ProMedica Health System selects Sectra as its RIS provider. ProMedica will integrate the RIS with their existing Sectra PACS solution.
Fifteen hospitals are currently participating in the Louisiana Rural Health Information Exchange telemedicine initiative, including six running Healthland EMR.
Following a $10 million operating loss in the first quarter, Hennepin County Medical Center (MN) announces plans to eliminate 75 to 100 FTEs by the end of June. The hospital employs about 5,000 people.
Orion Health appoints Anna Theriault Vice President of Alliances for Orion Health North American and Europe Middle East and Africa. I think that her title must set some sort of record for its length. Clearly she’ll need a really big business card. Theriault was most recently the Healthcare Services Sales Lead for Cisco in the US and Canada.
Seven AT&T employees in San Jose are sent to a hospital for nausea and vomiting and another 21 are treated at the scene, after becoming sicken by an overwhelming stench. The culprit: decomposing food left in an office refrigerator. Apparently one brave employee (who had poorly functioning nasal passages) began cleaning the common refrigerator, using a 409-type cleaner. Another employee tried to combat the odor with a different chemical spray. Before long, the fumes overwhelmed several workers and 325 employees were evacuated from the building. Rescue came in the form of the fire department’s hazmat team, who were summoned to snuff out the scents.
Allscripts announces a technology coalition designed to educate physicians about opportunities aligned with the ARRA. The EHR Stimulus Alliance includes Allscripts, Cisco, Citrix, Dell, Intel, Intuit, Microsoft, and Nuance. The Alliance is sponsoring The EHR Stimulus Tour, which includes “hundreds” of virtual and physical events for physicians. While I am sure the educational offerings will be of excellent quality, the whole program seems like creative marketing to me. (Have I been hanging with Mr. H so long that I am turning cynical? Or perhaps I’m just reading too many press releases from too many companies announcing how they are helping providers benefit from ARRA.)

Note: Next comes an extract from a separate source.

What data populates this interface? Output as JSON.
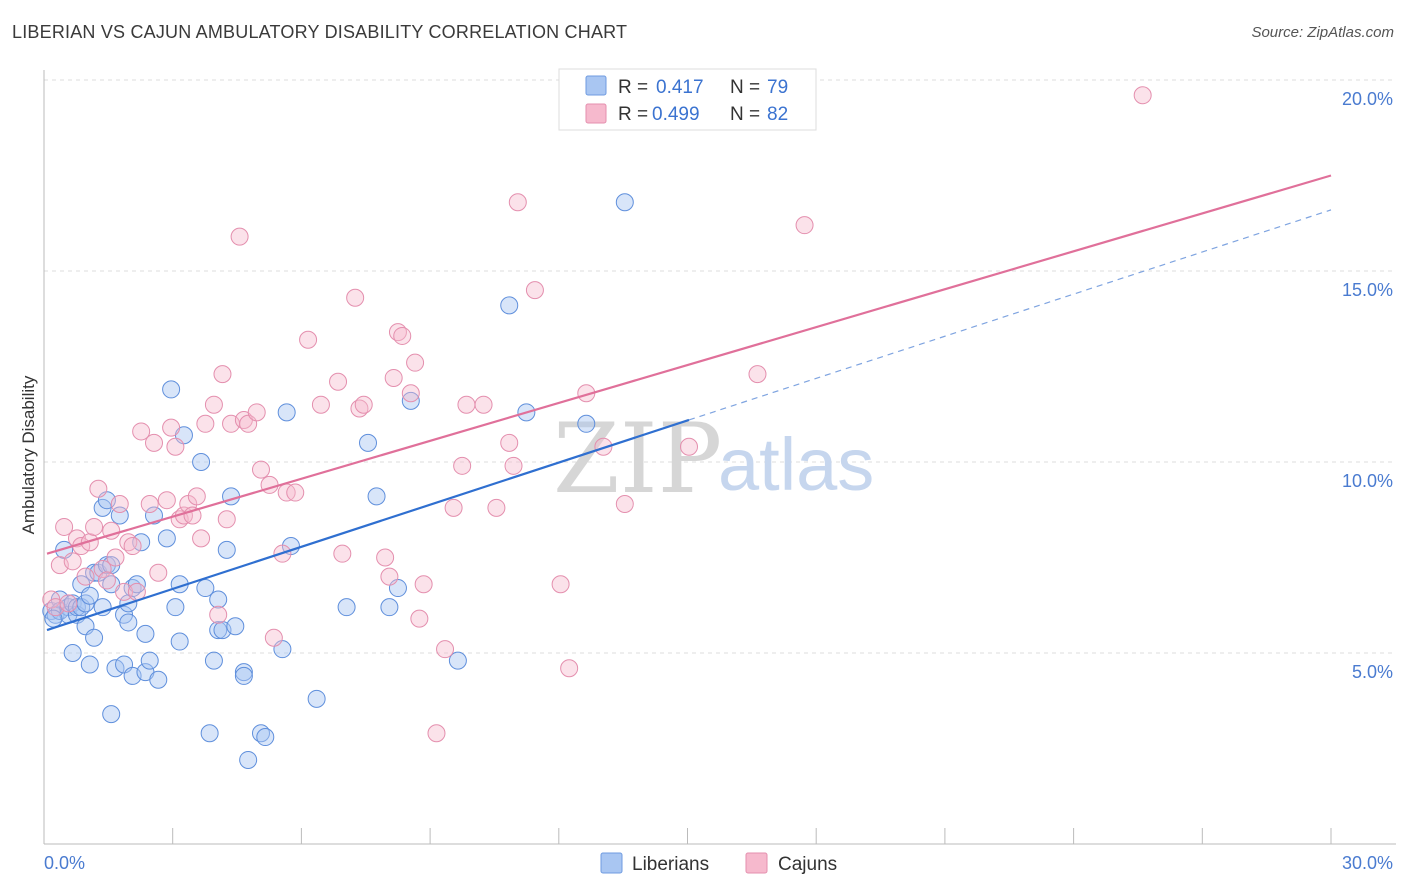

The folks at SCI Solutions passed on that their client Flowers Hospital (AL) was named the top performing hospital based on CMS quality of care data. The Commonwealth Fund sponsors a site named www.whynotthebest.org, which includes a list of the hospitals scoring in the top 1% for quality measures.
The local paper provides an update on University Hospitals’ (IA) Epic implementation.The switch started in December and doctors began CPOE this month. Despite a few complaints from doctors wanting their paper back, Hospitals’ VP for information systems Lee Carmen says things are going pretty smoothly. The hospitals reduced the number of clinic visits for a couple of weeks in order to adjust to the new work flow. So far, 1,200 system issues have been noted. Carmen claims the system is working exactly as they expected.
Blogger Doc Gurley addresses the age old question: how to ask a doctor out. She advices that you don’t ask out your own doctor; points out that just because a doctor doesn’t wear a ring doesn’t mean he/she is not married; and warns that just because your crush is a doctor, that he/she is rich. I remember once thinking a particular doctor was pretty hunky and I was curious of his status because he didn’t wear a ring. A bold friend of mine called up the office and said she was with the local medical auxiliary and needed to know his wife’s name for a party invite. I was bummed when the receptionist supplied a name. Just as well. He probably had a ton of medical school debt.